If you drive along DeLongpre Avenue in Hollywood, you will see a neighborhood of older but well-tended houses. Many of the residents here are senior citizens who have owned their homes for as long as 30 years.
But "For Sale" signs stand in several front yards. These residents want to sell to developers who would raze the neighborhood and put up apartment buildings.
The developers, for their part, had offered up to $250,000 a parcel for these properties. The residents of DeLongpre hoped to take the money and retire to places such as Reno and Fort Lauderdale.
Those hopes have been dashed. A year and a half ago, an army of Hollywood residents rose up to voice the fear that their neighborhoods were being overrun by developers. City officials responded by changing the zoning in many areas to prohibit apartment buildings.
Although hailed as a victory for the people, for the residents of DeLongpre, there was a flip side to this success story. The developers withdrew their offers. What had been attractive sites for construction became merely homes worth no more than $150,000.
So these dozen or so residents are waging a bitter, and, thus far, futile, battle to reverse the zoning change. They have sent petitions to city officials. They have spoken out at public meetings. Their voices have been drowned out by public sentiment.
"We've still got a 'For Sale' sign up front but that doesn't mean anything. With the money I can get for my house now, I can't move anywhere," said Stan Krakowiak, a retired businessman who has lived on DeLongpre for 35 years. "The whole block has signs up, but that means nothing now."
"This isn't fair to old-timers who have lived here a lifetime," said a 76-year-old resident who asked not to be named. "We were just waiting for our property values to go up so we could sell our houses and live off that money."
The story of Krakowiak and his neighbors began in the winter of 1985, when arguments raged over what to do with Hollywood.
Rising Property Values
City officials were preparing a $922-million plan to restore Hollywood by attracting developers and new construction. Enthusiasm over redevelopment drove property values upward in places like DeLongpre Avenue.
"They were all very excited about having some developer pay them tremendous sums of money," said Michael Collins, a real estate agent who handles property in the neighborhood.
At about this time, the city's Community Redevelopment Agency, entrusted with restoring Hollywood, conducted an extensive study. The agency found that the DeLongpre neighborhood had the greatest concentration of single-family homes in Hollywood.
"What we heard from the community was that they wanted to preserve the existing single-family character of the area," said Len Betz, an agency official. "To accomplish this, we recommended that housing densities be reduced."
And, at the same time, City Councilman Michael Woo was facing public uproar about rampant development in Hollywood.
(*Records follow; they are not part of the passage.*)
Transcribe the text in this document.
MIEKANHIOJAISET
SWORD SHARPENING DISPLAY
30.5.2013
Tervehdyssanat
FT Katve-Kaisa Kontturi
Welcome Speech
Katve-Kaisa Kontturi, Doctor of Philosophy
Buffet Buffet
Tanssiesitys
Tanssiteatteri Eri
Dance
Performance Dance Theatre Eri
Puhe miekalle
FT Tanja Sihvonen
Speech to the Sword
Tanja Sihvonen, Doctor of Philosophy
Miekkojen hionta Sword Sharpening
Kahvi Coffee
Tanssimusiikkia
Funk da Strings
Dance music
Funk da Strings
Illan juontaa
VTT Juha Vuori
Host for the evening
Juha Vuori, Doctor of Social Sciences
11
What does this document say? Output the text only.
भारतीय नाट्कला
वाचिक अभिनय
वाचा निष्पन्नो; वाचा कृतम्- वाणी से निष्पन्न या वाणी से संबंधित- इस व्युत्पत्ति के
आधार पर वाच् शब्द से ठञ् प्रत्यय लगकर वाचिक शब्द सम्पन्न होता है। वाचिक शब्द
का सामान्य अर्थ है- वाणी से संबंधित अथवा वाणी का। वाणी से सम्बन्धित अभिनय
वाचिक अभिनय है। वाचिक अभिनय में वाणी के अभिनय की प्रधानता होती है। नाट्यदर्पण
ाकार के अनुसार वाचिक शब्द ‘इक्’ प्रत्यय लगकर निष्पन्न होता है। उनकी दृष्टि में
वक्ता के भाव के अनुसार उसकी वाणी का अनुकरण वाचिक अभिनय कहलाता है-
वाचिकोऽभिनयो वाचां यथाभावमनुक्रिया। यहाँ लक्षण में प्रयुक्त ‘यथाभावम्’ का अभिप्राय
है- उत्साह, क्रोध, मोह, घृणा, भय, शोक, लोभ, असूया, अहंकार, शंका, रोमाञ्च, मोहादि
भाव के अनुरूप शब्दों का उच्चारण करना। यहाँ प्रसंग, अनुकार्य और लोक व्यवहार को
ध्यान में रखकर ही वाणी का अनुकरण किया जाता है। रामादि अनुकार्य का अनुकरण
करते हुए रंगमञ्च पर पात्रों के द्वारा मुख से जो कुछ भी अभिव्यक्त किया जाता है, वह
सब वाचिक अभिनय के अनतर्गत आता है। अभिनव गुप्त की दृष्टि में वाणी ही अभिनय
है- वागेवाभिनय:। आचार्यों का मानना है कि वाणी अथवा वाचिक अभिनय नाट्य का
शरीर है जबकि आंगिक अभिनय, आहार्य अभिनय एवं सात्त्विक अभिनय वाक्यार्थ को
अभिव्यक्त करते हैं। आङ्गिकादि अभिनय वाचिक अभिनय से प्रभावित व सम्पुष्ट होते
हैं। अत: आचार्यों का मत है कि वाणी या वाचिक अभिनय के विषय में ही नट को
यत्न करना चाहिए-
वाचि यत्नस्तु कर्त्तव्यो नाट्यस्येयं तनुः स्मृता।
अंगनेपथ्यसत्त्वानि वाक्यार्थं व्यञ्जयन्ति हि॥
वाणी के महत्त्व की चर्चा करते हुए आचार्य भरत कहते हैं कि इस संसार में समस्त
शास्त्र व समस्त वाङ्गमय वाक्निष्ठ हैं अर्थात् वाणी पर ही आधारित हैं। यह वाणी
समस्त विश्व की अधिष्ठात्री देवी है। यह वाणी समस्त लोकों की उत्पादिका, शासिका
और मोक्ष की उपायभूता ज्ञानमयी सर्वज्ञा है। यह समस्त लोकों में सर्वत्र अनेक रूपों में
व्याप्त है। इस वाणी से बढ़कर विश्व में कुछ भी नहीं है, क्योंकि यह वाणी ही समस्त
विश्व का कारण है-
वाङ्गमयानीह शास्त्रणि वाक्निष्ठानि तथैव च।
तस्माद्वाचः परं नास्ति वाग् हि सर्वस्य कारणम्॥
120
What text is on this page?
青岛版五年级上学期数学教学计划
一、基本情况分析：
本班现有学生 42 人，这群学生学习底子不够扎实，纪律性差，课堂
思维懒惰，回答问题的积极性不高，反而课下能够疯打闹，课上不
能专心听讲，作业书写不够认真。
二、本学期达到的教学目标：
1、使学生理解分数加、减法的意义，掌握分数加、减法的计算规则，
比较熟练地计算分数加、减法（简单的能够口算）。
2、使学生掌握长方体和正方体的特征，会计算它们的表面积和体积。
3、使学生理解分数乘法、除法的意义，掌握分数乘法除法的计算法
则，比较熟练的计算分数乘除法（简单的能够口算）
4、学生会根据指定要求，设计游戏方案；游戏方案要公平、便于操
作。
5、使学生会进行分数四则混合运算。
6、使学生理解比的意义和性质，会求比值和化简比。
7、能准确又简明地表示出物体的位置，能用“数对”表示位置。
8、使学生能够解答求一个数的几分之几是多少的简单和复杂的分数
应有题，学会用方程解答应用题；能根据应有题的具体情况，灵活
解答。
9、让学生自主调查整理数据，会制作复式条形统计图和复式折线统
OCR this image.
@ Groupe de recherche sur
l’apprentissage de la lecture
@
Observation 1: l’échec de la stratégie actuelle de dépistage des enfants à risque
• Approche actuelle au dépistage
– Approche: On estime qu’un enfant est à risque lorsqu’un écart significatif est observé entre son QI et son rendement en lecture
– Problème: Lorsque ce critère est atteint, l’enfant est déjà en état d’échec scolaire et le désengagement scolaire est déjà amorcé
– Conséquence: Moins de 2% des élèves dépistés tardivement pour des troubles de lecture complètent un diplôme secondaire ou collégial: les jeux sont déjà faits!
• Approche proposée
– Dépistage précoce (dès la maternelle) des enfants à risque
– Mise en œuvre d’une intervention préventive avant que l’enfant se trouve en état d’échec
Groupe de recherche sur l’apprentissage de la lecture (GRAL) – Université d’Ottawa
He subsequently vowed to protect single-family neighborhoods.
Woo said he took this stand for two reasons. First, more apartment buildings would mean more traffic and parking congestion. Second, he reasoned, new buildings would drive up rents in neighborhoods where many families could not afford higher rents.
Perhaps the only opposition to downzoning came from absentee landlords and homeowners who wanted to sell and move out, Duncan said. There were protests from DeLongpre and from neighborhoods near Lexington and Fountain Avenues.
In the end, city officials decided to severely limit apartment-building construction on DeLongpre Avenue.
"It's a difficult decision for the City Council to make," Duncan said. "It's a balance and balancing is not easy."
Community activists praised the decision.
"How could you put up these buildings with traffic and parking the way it is?" said Brian Moore, a Whitley Heights homeowner. "It just wouldn't wash."
Duncan said he has since talked with unhappy homeowners from the DeLongpre neighborhood. And, he said, their concerns will be addressed as the city re-studies Hollywood zoning. But, he thinks it unlikely that DeLongpre Avenue will be zoned for apartment buildings.
"I don't think there is any chance," Duncan said. "There is an overriding concern about high-density housing in Hollywood."
Still, the small pocket of disgruntled homeowners continues to fight. They recently sent a letter of protest to Woo and have repeatedly telephoned his office. They will attend yet another public zoning hearing in November.
While the struggle over Hollywood's restoration continues, these residents have most probably been left behind. One man has vowed revenge against Woo.
"I had a stroke, you know," said Leos Carnikas, 56, a retired waiter. "But when I get well, I am going to go door-to-door. I am going to have Woo recalled."
Carnikas stands in front of his three-bedroom home. The yard is meticulously landscaped. There are lemon and tangerine trees and rose bushes lining the walk.
"He knows nothing about us," Carnikas said. "I want to show to him that I have worked all my life for this property. Today, nobody wants it."